Wie berichtet, hatten sich in einer Umfrage des MVV rund 92 Prozent der befragten Studenten für die Einführung eines Semestertickets ausgesprochen. Allerdings wurden im Rahmen der folgenden politischen Diskussion beide vorgestellten Varianten beerdigt: Ein Solidarmodell hätte mit 189 Euro jenen Studenten zu hohe Kosten auferlegt, die Bus, Tram, S- und U-Bahn nicht nutzen. Ein Sockelmodell mit einem Basisbetrag für alle und bei Wunsch mit Aufpreis für Fahrten tagsüber fand bei Studenten nicht genügend Zustimmung.

Trotzdem soll das Verfahren neu aufgerollt werden. "Das Semesterticket funktioniert in anderen Städten auch", sagte Manuel Pretzl, wirtschaftspolitischer Sprecher der CSU-Fraktion. Auch Wissenschaftsminister Thomas Goppel (CSU) hatte sich zuletzt wieder für das Studententicket ausgesprochen.

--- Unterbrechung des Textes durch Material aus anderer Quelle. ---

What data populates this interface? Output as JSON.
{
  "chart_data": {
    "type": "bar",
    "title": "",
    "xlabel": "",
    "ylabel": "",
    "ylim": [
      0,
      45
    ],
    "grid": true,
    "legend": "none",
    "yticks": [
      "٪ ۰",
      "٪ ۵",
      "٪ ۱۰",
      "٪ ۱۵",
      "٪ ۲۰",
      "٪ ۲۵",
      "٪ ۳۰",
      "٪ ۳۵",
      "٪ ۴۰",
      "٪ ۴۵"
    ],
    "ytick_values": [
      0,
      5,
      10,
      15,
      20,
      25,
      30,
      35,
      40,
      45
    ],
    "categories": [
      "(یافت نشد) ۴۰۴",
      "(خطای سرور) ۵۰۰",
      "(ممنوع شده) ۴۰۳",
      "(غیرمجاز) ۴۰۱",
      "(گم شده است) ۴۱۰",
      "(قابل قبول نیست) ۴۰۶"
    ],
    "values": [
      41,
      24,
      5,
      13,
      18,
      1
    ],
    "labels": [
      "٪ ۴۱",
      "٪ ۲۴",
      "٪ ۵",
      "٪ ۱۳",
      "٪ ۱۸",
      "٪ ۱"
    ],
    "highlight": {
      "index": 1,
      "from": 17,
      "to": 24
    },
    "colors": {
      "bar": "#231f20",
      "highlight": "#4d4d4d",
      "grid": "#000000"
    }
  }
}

Die Frage ist nur, ob Stadt oder Freistaat für daraus entstehende Kosten aufkommen. Die SPD forderte nun, der MVV solle die Abo-Tickets auch für den Ausbildungstarif einführen und so die Kosten senken. "Das ist am einfachsten und hilft auch Studenten und Auszubildenden", sagte Stadtrat Nikolaus Gradl. Am 28. November soll die Gesellschafterversammlung des MVV entscheiden.